Under the lake lies the hero: Iron weapons, armored horses falling. He could swallow 10,000 miles. But his reign was too short. In these four decades I have visited this place only once.
3
The Prince of Tsin murdered his mother, brother, uncle: For a thousand miles you can see the same make cars, the same language. South of the Yang-tse River there can be no other king. I shall command a million men on West Lake. My horse shall prance on zenith peak.
4
Escaped bandit shaves head but still steals. Abbot: “Get out! When you hear tsunami you’ll be near. When you get the message you’ll be still.” Resumes thievery. Retires to X. Tidal wave comes. “In my life I’ve never been religious, only killed, escaped jail, escaped the world of reputation. Now I see!” (drowns)
5
White silk of Chi newly ripped from me, pure, uncut, an icy pond, from which we made a fan delight, a shining moon, a perfect (w)hole. In out it flutters from sleeves to breast, bird’s sweet breezes. Always I dread fall’s fall, warm’s dying in cold’s hold. Then—you’ll stuff it in some box—the way your love left midway.
6
Emperor Yao (2536 B.C.), visits a village incognito, asks, “What do you think of Emperor Yao?” “What’s an emperor? What’s a Yao?” How great was Yao, say Buddhists, Taoists, Confucianists, Maoists, he let the people forget him.
7
When young I marched to a different drum, loving only the hills and mountains, but naive fell in with the dust of the world, which enslaved me for decades.

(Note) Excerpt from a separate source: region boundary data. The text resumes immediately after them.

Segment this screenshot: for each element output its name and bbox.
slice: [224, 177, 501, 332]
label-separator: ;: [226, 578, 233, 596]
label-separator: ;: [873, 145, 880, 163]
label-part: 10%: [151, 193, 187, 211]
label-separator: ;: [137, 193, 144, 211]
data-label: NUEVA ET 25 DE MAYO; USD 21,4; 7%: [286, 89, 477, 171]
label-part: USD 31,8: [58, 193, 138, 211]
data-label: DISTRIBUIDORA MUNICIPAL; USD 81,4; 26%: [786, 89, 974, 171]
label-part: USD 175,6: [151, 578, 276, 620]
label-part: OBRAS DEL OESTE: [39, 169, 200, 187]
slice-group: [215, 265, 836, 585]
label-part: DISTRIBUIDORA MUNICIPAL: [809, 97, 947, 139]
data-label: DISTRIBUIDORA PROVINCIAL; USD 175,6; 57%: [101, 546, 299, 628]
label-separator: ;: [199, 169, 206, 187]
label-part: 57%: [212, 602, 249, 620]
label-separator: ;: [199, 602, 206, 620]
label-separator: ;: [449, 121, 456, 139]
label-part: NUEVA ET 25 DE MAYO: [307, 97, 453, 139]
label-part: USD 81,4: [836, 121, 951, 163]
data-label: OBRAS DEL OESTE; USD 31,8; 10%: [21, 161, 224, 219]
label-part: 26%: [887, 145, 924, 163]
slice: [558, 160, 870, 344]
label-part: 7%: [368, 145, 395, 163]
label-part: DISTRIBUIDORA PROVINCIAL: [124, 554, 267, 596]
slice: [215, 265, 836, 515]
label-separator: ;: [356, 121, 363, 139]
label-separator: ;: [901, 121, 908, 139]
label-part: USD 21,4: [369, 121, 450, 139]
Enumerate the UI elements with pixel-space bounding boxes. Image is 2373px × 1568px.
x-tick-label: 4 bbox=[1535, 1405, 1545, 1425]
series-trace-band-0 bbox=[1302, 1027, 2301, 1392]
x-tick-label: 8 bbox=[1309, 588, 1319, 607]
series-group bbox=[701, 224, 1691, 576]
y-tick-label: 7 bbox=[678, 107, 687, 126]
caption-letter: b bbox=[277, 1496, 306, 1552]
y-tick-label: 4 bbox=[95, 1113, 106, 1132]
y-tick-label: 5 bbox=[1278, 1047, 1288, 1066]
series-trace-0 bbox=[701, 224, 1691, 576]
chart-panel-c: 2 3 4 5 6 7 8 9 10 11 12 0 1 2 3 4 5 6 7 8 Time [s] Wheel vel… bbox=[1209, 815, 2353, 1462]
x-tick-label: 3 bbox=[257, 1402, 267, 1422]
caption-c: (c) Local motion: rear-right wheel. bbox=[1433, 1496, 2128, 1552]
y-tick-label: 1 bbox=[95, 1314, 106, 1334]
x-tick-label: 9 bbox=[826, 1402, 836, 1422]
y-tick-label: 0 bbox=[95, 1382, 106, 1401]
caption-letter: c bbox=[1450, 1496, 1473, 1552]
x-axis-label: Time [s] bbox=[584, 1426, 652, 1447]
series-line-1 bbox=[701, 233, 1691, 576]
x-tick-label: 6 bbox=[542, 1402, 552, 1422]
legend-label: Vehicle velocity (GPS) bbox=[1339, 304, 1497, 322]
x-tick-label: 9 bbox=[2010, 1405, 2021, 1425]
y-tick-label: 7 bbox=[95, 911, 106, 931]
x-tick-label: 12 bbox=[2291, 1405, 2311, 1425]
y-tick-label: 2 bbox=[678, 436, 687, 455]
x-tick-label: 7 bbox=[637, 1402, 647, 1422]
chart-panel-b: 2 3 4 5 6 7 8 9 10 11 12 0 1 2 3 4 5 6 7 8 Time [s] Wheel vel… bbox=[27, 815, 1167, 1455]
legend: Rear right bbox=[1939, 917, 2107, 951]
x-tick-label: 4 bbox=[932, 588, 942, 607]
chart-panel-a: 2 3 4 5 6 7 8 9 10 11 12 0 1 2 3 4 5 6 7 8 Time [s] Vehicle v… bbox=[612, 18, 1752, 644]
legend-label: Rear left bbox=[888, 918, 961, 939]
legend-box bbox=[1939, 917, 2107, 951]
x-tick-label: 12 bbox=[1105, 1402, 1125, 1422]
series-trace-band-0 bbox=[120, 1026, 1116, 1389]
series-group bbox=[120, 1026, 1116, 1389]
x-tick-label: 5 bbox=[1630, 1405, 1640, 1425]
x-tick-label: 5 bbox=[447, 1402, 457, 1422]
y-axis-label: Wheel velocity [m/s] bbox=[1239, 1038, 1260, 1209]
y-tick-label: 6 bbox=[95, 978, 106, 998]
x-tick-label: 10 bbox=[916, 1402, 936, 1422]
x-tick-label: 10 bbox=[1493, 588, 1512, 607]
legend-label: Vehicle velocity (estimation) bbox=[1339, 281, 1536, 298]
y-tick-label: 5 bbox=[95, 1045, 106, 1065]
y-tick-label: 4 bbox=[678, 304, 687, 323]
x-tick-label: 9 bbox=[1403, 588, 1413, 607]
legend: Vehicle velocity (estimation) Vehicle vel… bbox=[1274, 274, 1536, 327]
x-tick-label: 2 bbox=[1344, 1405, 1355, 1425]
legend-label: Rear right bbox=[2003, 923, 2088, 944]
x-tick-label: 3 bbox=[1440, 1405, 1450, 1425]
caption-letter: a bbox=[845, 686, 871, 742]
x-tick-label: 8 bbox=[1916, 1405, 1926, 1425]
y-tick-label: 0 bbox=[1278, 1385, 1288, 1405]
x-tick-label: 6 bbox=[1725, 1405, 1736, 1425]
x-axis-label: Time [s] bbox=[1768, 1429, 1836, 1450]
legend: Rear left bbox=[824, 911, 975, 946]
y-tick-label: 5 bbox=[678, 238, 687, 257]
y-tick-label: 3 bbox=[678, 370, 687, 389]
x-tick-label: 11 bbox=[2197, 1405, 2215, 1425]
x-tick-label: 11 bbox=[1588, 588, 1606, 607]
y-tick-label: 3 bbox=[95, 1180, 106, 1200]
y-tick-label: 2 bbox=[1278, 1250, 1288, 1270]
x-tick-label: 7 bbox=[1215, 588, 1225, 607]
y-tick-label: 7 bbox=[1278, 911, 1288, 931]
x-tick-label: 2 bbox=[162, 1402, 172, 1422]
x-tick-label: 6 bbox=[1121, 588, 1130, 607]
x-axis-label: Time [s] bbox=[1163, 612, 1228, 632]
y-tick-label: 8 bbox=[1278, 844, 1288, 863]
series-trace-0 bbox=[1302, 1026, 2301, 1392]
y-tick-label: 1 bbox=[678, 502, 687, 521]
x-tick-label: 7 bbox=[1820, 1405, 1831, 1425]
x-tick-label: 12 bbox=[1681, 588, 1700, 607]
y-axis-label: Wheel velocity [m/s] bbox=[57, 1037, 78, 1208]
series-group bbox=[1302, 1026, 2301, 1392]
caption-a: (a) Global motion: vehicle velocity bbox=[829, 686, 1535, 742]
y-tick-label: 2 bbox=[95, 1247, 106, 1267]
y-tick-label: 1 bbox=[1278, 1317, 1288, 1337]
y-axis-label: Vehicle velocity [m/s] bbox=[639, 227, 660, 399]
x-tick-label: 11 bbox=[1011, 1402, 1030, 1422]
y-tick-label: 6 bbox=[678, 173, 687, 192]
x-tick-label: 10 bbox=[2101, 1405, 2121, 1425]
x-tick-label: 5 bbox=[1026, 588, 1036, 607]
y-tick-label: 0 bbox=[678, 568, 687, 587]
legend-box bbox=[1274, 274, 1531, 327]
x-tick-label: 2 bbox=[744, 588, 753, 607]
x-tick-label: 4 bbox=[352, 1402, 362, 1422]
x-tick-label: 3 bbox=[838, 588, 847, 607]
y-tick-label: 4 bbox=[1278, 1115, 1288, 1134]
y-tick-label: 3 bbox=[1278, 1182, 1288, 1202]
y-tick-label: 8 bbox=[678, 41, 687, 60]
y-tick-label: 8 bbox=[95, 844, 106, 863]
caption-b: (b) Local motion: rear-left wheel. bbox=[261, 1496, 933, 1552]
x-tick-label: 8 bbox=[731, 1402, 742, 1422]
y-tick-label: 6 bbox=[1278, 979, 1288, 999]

Birds migrating long for woods of memory, fish in the bowl yearn for their river. Reclaiming the south marsh, nature-drunk I have returned to the fields and gardens!
I have ten acres and a nine-room cottage. Elms and willows crowd the eaves, peach and plum trees festoon the entry.
Hazy the distant villages. Steady the smoke from the cottages. Somewhere in overgrown paths, a dog barks. Atop a mulberry tree, a cock crows.
At gate, at courtyard, all hush of dust. In empty rooms, sleep and torpor. Too long I lived in cages. Now—earth and freedom!
8
Li Po’s concubine was so prized because she wouldn’t let him pass out till he’d finished his latest verses and the Milky Way came down to earth. Last seen: feet.
9
Tu Fu weaves across a field among the thousands of war dead.